What do you think about creating a separate library of functions. We could have a constant "rate" function that implements a fixed (mortality) rate for all agents, while also providing dt scaling. And we could use the code you have written here in a smarter from-dataframe function.

Then from the user perspective, it would be something like:

ppl = ss.People(1000)
mx = ss.fixed_rate(0.02)
bdm1 = ss.background_deaths(rate = mx)
sim1 = ss.Sim(people=ppl, demographics=bdm1, label='Constant deaths from scalar (0.02)')
sim1.run()

ppl = ss.People(1000)
mx = ss.rate_from_data( os.path.join(ss.root / 'tests/test_data/nigeria_deaths.csv') )
bdm2 = ss.background_deaths(rate = mx)
sim2 = ss.Sim(people=ppl, demographics=bdm2, label='Realistic deaths')
sim2.run()

def my_death_rate(module, sim, uids):
   # Do stuff....
   return 0.02 * sim.dt

ppl = ss.People(1000)
bdm3 = ss.background_deaths(rate = my_death_rate)
sim3 = ss.Sim(people=ppl, demographics=bdm3, label='Custom deaths')
sim3.run()

daniel-klein · 2024-01-10T17:21:53Z

stisim/demographics.py

-            #'units_per_100': 1e-3,  # assumes birth rates are per 1000. If using percentages, switch this to 1
-            'death_prob_func': self.death_prob,
+            'rel_death': 1,
+            'death_prob': sps.bernoulli(p=0.02)
        }, self.pars)


Because the death_prob parameter will always be a sps.bernoulli, right? This is why I was thinking it would be better here to provide a "death_prob_func" as the value that gets set of the "p" of the bernoulli. What do you think? A separate class, perhaps from utils, could compute p given the data and metadata - and we might be able to reuse this class elsewhere, e.g. for births.

Also, the dummy "death_prob" function I had previously enabled a fixed mortality rate that scaled with the timestep, dt. I don't believe that's possible here because we do not have dt on init.

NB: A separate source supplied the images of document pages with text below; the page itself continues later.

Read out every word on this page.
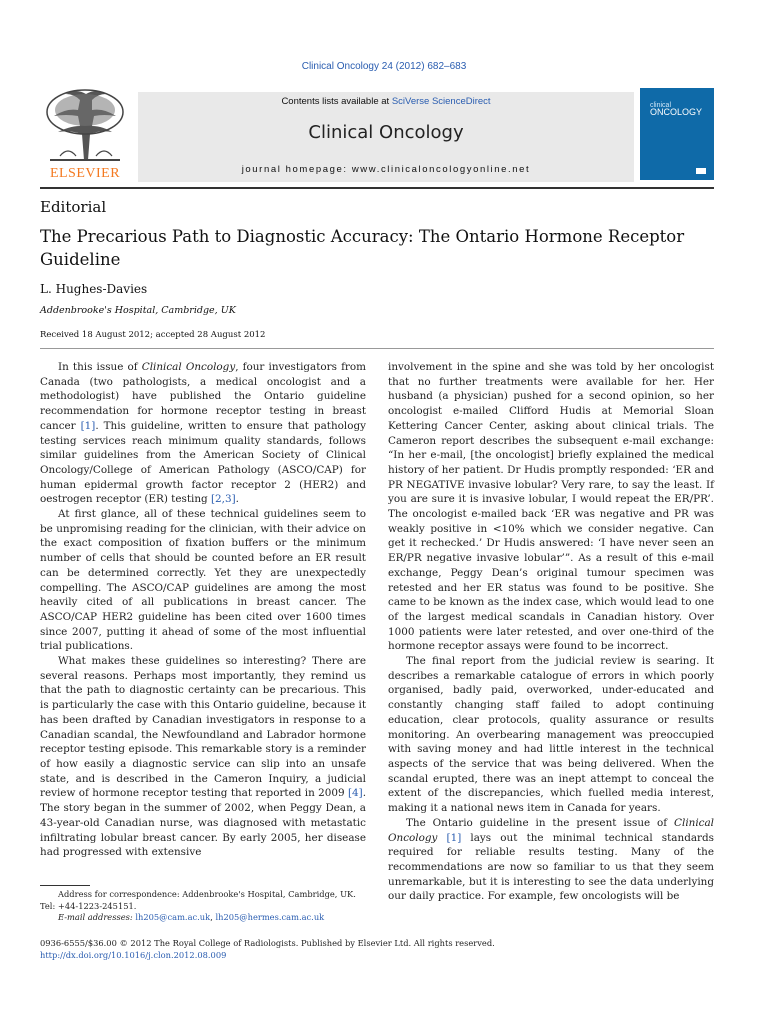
Clinical Oncology 24 (2012) 682–683
ELSEVIER
Contents lists available at SciVerse ScienceDirect
Clinical Oncology
journal homepage: www.clinicaloncologyonline.net
clinical
ONCOLOGY
Editorial
The Precarious Path to Diagnostic Accuracy: The Ontario Hormone Receptor Guideline
L. Hughes-Davies
Addenbrooke's Hospital, Cambridge, UK
Received 18 August 2012; accepted 28 August 2012

In this issue of Clinical Oncology, four investigators from Canada (two pathologists, a medical oncologist and a methodologist) have published the Ontario guideline recommendation for hormone receptor testing in breast cancer [1]. This guideline, written to ensure that pathology testing services reach minimum quality standards, follows similar guidelines from the American Society of Clinical Oncology/College of American Pathology (ASCO/CAP) for human epidermal growth factor receptor 2 (HER2) and oestrogen receptor (ER) testing [2,3].

At first glance, all of these technical guidelines seem to be unpromising reading for the clinician, with their advice on the exact composition of fixation buffers or the minimum number of cells that should be counted before an ER result can be determined correctly. Yet they are unexpectedly compelling. The ASCO/CAP guidelines are among the most heavily cited of all publications in breast cancer. The ASCO/CAP HER2 guideline has been cited over 1600 times since 2007, putting it ahead of some of the most influential trial publications.

What makes these guidelines so interesting? There are several reasons. Perhaps most importantly, they remind us that the path to diagnostic certainty can be precarious. This is particularly the case with this Ontario guideline, because it has been drafted by Canadian investigators in response to a Canadian scandal, the Newfoundland and Labrador hormone receptor testing episode. This remarkable story is a reminder of how easily a diagnostic service can slip into an unsafe state, and is described in the Cameron Inquiry, a judicial review of hormone receptor testing that reported in 2009 [4]. The story began in the summer of 2002, when Peggy Dean, a 43-year-old Canadian nurse, was diagnosed with metastatic infiltrating lobular breast cancer. By early 2005, her disease had progressed with extensive

involvement in the spine and she was told by her oncologist that no further treatments were available for her. Her husband (a physician) pushed for a second opinion, so her oncologist e-mailed Clifford Hudis at Memorial Sloan Kettering Cancer Center, asking about clinical trials. The Cameron report describes the subsequent e-mail exchange: “In her e-mail, [the oncologist] briefly explained the medical history of her patient. Dr Hudis promptly responded: ‘ER and PR NEGATIVE invasive lobular? Very rare, to say the least. If you are sure it is invasive lobular, I would repeat the ER/PR’. The oncologist e-mailed back ‘ER was negative and PR was weakly positive in <10% which we consider negative. Can get it rechecked.’ Dr Hudis answered: ‘I have never seen an ER/PR negative invasive lobular’”. As a result of this e-mail exchange, Peggy Dean’s original tumour specimen was retested and her ER status was found to be positive. She came to be known as the index case, which would lead to one of the largest medical scandals in Canadian history. Over 1000 patients were later retested, and over one-third of the hormone receptor assays were found to be incorrect.

The final report from the judicial review is searing. It describes a remarkable catalogue of errors in which poorly organised, badly paid, overworked, under-educated and constantly changing staff failed to adopt continuing education, clear protocols, quality assurance or results monitoring. An overbearing management was preoccupied with saving money and had little interest in the technical aspects of the service that was being delivered. When the scandal erupted, there was an inept attempt to conceal the extent of the discrepancies, which fuelled media interest, making it a national news item in Canada for years.

The Ontario guideline in the present issue of Clinical Oncology [1] lays out the minimal technical standards required for reliable results testing. Many of the recommendations are now so familiar to us that they seem unremarkable, but it is interesting to see the data underlying our daily practice. For example, few oncologists will be

Address for correspondence: Addenbrooke's Hospital, Cambridge, UK. Tel: +44-1223-245151.
E-mail addresses: lh205@cam.ac.uk, lh205@hermes.cam.ac.uk
0936-6555/$36.00 © 2012 The Royal College of Radiologists. Published by Elsevier Ltd. All rights reserved.
http://dx.doi.org/10.1016/j.clon.2012.08.009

Happy to reinstate the death_prob_func, agree that users won't want to change this distribution

I do think it would be more modular if the parameter is the function rather than a distribution, considering it's always going to be a Bernoulli. In this way, the actual code to determine the (mortality) rate could live elsewhere, be tested independently, and reused in other similar functions.

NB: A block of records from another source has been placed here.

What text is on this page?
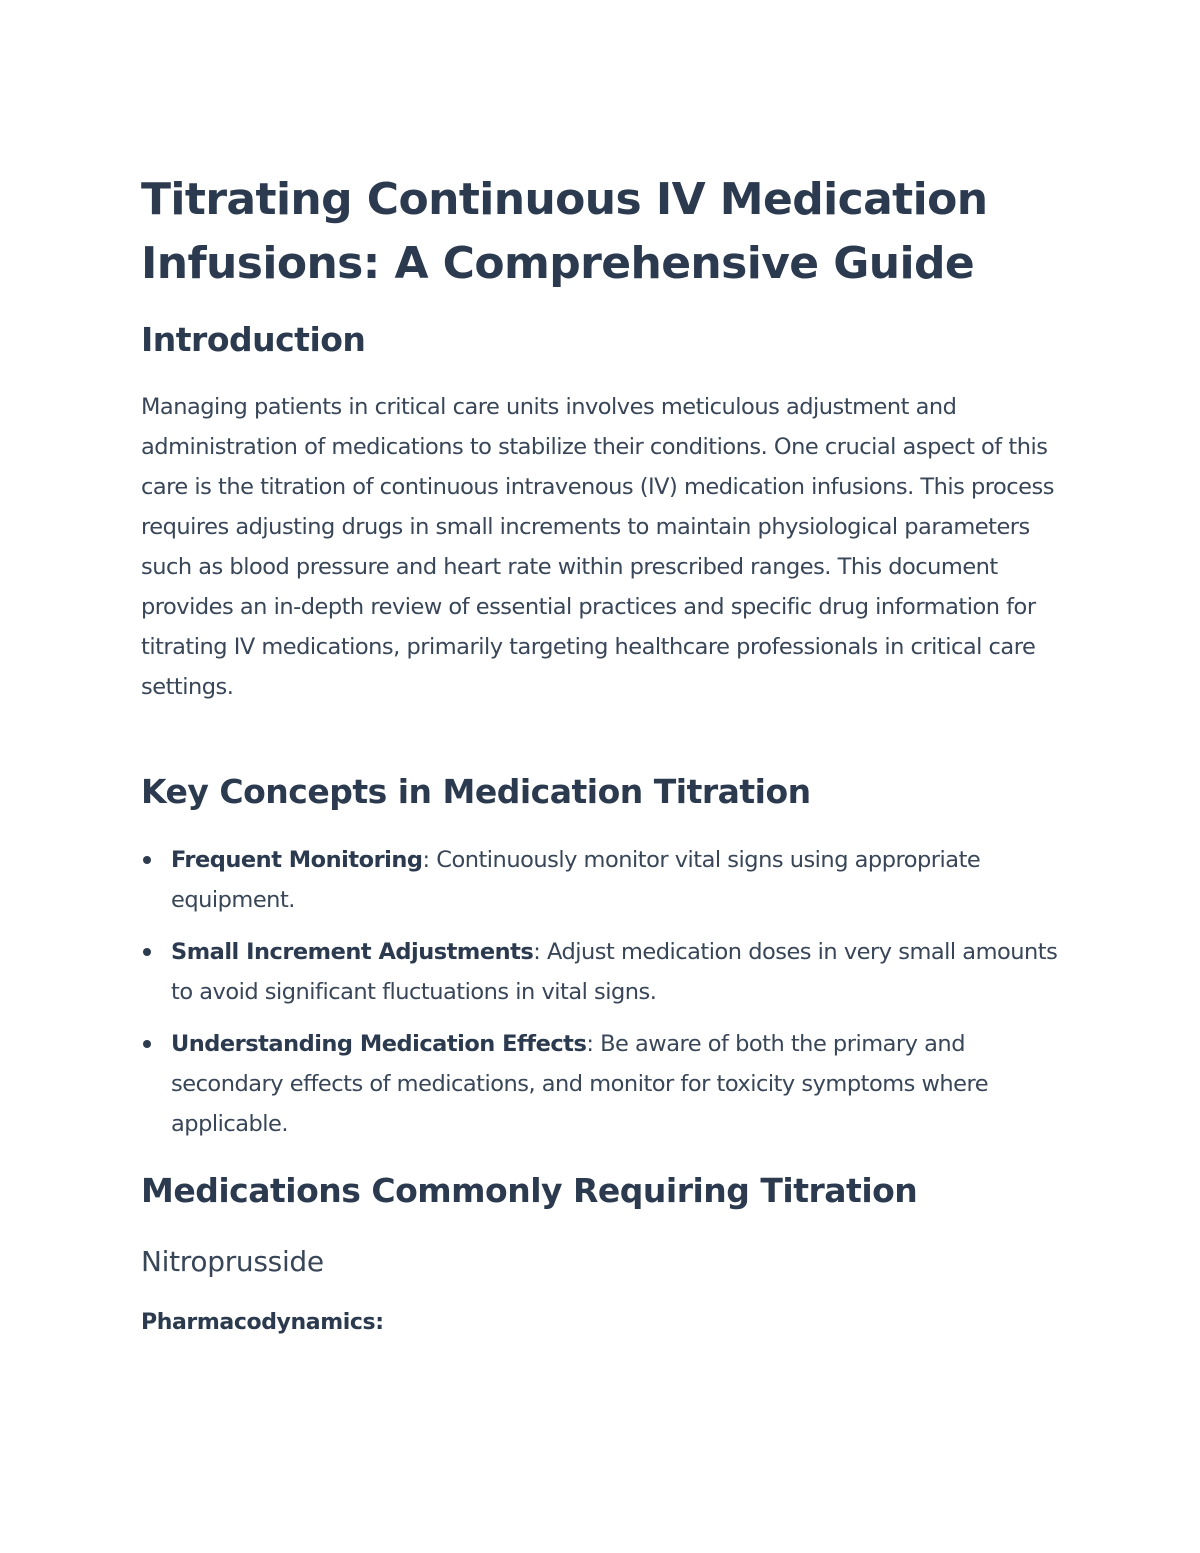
Titrating Continuous IV Medication Infusions: A Comprehensive Guide
Introduction

Managing patients in critical care units involves meticulous adjustment and administration of medications to stabilize their conditions. One crucial aspect of this care is the titration of continuous intravenous (IV) medication infusions. This process requires adjusting drugs in small increments to maintain physiological parameters such as blood pressure and heart rate within prescribed ranges. This document provides an in-depth review of essential practices and specific drug information for titrating IV medications, primarily targeting healthcare professionals in critical care settings.

Key Concepts in Medication Titration
Frequent Monitoring: Continuously monitor vital signs using appropriate equipment.
Small Increment Adjustments: Adjust medication doses in very small amounts to avoid significant fluctuations in vital signs.
Understanding Medication Effects: Be aware of both the primary and secondary effects of medications, and monitor for toxicity symptoms where applicable.
Medications Commonly Requiring Titration
Nitroprusside
Pharmacodynamics:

daniel-klein · 2024-01-10T17:22:30Z

stisim/demographics.py

@@ -101,25 +101,116 @@ def finalize(self, sim):


 class background_deaths(DemographicModule):
-    def __init__(self, pars=None):
+    def __init__(self, pars=None, data=None, metadata=None):
        super().__init__(pars)


Why per 100? Is the 100 used somewhere?

This comment in reference to units_per_100

I wanted to use units somehow, but have redone this now to make it clearer (hopefully)

yes, much improved.

daniel-klein · 2024-01-10T17:24:47Z

stisim/demographics.py

+        death_prob_df[uids[sim.people.age < 0]] = 0  # Don't use background death rates for unborn babies
+
+        # Scale
+        result = death_prob_df[uids].values * (module.pars.rel_death * sim.pars.dt)

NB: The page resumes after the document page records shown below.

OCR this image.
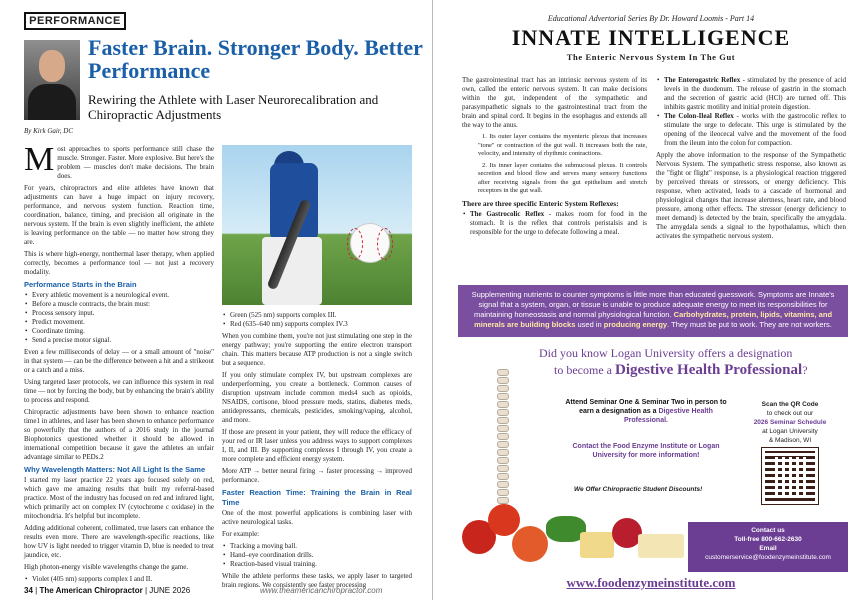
PERFORMANCE
Faster Brain. Stronger Body. Better Performance
Rewiring the Athlete with Laser Neurorecalibration and Chiropractic Adjustments
By Kirk Gair, DC

Most approaches to sports performance still chase the muscle. Stronger. Faster. More explosive. But here's the problem — muscles don't make decisions. The brain does.

For years, chiropractors and elite athletes have known that adjustments can have a huge impact on injury recovery, performance, and nervous system function. Reaction time, coordination, balance, timing, and precision all originate in the nervous system. If the brain is even slightly inefficient, the athlete is leaving performance on the table — no matter how strong they are.

This is where high-energy, nonthermal laser therapy, when applied correctly, becomes a performance tool — not just a recovery modality.

Performance Starts in the Brain
• Every athletic movement is a neurological event.
• Before a muscle contracts, the brain must:
• Process sensory input.
• Predict movement.
• Coordinate timing.
• Send a precise motor signal.

Even a few milliseconds of delay — or a small amount of "noise" in that system — can be the difference between a hit and a strikeout or a catch and a miss.

Using targeted laser protocols, we can influence this system in real time — not by forcing the body, but by enhancing the brain's ability to process and respond.

Chiropractic adjustments have been shown to enhance reaction time1 in athletes, and laser has been shown to enhance performance so powerfully that the authors of a 2016 study in the journal Biophotonics questioned whether it should be allowed in international competition because it gave the athletes an unfair advantage similar to PEDs.2

Why Wavelength Matters: Not All Light Is the Same

I started my laser practice 22 years ago focused solely on red, which gave me amazing results that built my referral-based practice. Most of the industry has focused on red and infrared light, which primarily act on complex IV (cytochrome c oxidase) in the mitochondria. It's helpful but incomplete.

Adding additional coherent, collimated, true lasers can enhance the results even more. There are wavelength-specific reactions, like how UV is light needed to trigger vitamin D, blue is needed to treat jaundice, etc.

High photon-energy visible wavelengths change the game.

• Violet (405 nm) supports complex I and II.
• Green (525 nm) supports complex III.
• Red (635–640 nm) supports complex IV.3

When you combine them, you're not just stimulating one step in the energy pathway; you're supporting the entire electron transport chain. This matters because ATP production is not a single switch but a sequence.

If you only stimulate complex IV, but upstream complexes are underperforming, you create a bottleneck. Common causes of disruption upstream include common meds4 such as opioids, NSAIDS, cortisone, blood pressure meds, statins, diabetes meds, antidepressants, chemicals, pesticides, smoking/vaping, alcohol, and more.

If those are present in your patient, they will reduce the efficacy of your red or IR laser unless you address ways to support complexes I, II, and III. By supporting complexes I through IV, you create a more complete and efficient energy system.

More ATP → better neural firing → faster processing → improved performance.

Faster Reaction Time: Training the Brain in Real Time

One of the most powerful applications is combining laser with active neurological tasks.

For example:

• Tracking a moving ball.
• Hand–eye coordination drills.
• Reaction-based visual training.

While the athlete performs these tasks, we apply laser to targeted brain regions. We consistently see faster processing

34 | The American Chiropractor | JUNE 2026	www.theamericanchiropractor.com
Educational Advertorial Series By Dr. Howard Loomis - Part 14
INNATE INTELLIGENCE
The Enteric Nervous System In The Gut

The gastrointestinal tract has an intrinsic nervous system of its own, called the enteric nervous system. It can make decisions within the gut, independent of the sympathetic and parasympathetic signals to the gastrointestinal tract from the brain and spinal cord. It begins in the esophagus and extends all the way to the anus.

1. Its outer layer contains the myenteric plexus that increases "tone" or contraction of the gut wall. It increases both the rate, velocity, and intensity of rhythmic contractions.

2. Its inner layer contains the submucosal plexus. It controls secretion and blood flow and serves many sensory functions after receiving signals from the gut epithelium and stretch receptors in the gut wall.

There are three specific Enteric System Reflexes:
• The Gastrocolic Reflex - makes room for food in the stomach. It is the reflex that controls peristalsis and is responsible for the urge to defecate following a meal.
• The Enterogastric Reflex - stimulated by the presence of acid levels in the duodenum. The release of gastrin in the stomach and the secretion of gastric acid (HCl) are turned off. This inhibits gastric motility and initial protein digestion.
• The Colon-Ileal Reflex - works with the gastrocolic reflex to stimulate the urge to defecate. This urge is stimulated by the opening of the ileocecal valve and the movement of the food from the ileum into the colon for compaction.

Apply the above information to the response of the Sympathetic Nervous System. The sympathetic stress response, also known as the "fight or flight" response, is a physiological reaction triggered by perceived threats or stressors, or energy deficiency. This response, when activated, leads to a cascade of hormonal and physiological changes that increase alertness, heart rate, and blood pressure, among other effects. The stressor (energy deficiency to meet demand) is detected by the brain, specifically the amygdala. The amygdala sends a signal to the hypothalamus, which then activates the sympathetic nervous system.

Supplementing nutrients to counter symptoms is little more than educated guesswork. Symptoms are Innate's signal that a system, organ, or tissue is unable to produce adequate energy to meet its responsibilities for maintaining homeostasis and normal physiological function. Carbohydrates, protein, lipids, vitamins, and minerals are building blocks used in producing energy. They must be put to work. They are not workers.
Did you know Logan University offers a designation
to become a Digestive Health Professional?
Attend Seminar One & Seminar Two in person to earn a designation as a Digestive Health Professional.
Contact the Food Enzyme Institute or Logan University for more information!
Scan the QR Code
to check out our
2026 Seminar Schedule
at Logan University
& Madison, WI
We Offer Chiropractic Student Discounts!
Contact us
Toll-free 800-662-2630
Email
customerservice@foodenzymeinstitute.com
www.foodenzymeinstitute.com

Are death rates low enough at old ages that the linear approximation of the rate-->probability conversion here is appropriate?

Ha, good question. I think so, but we could have an issue for how to manage this generally

daniel-klein · 2024-01-10T20:32:24Z

Ah, seeing I was wrong about dt scaling! @robynstuart, the approach you had accounted for that even in the case that the user provided a single float.

cliffckerr · 2024-01-10T20:43:29Z

stisim/demographics.py

+    def standardize_death_data(self, data):
+        """Standardize/validate death rates"""
+
+        if sc.checktype(data, pd.DataFrame):


Can just use the built-in isinstance here, no benefit from using sc.checktype(), right?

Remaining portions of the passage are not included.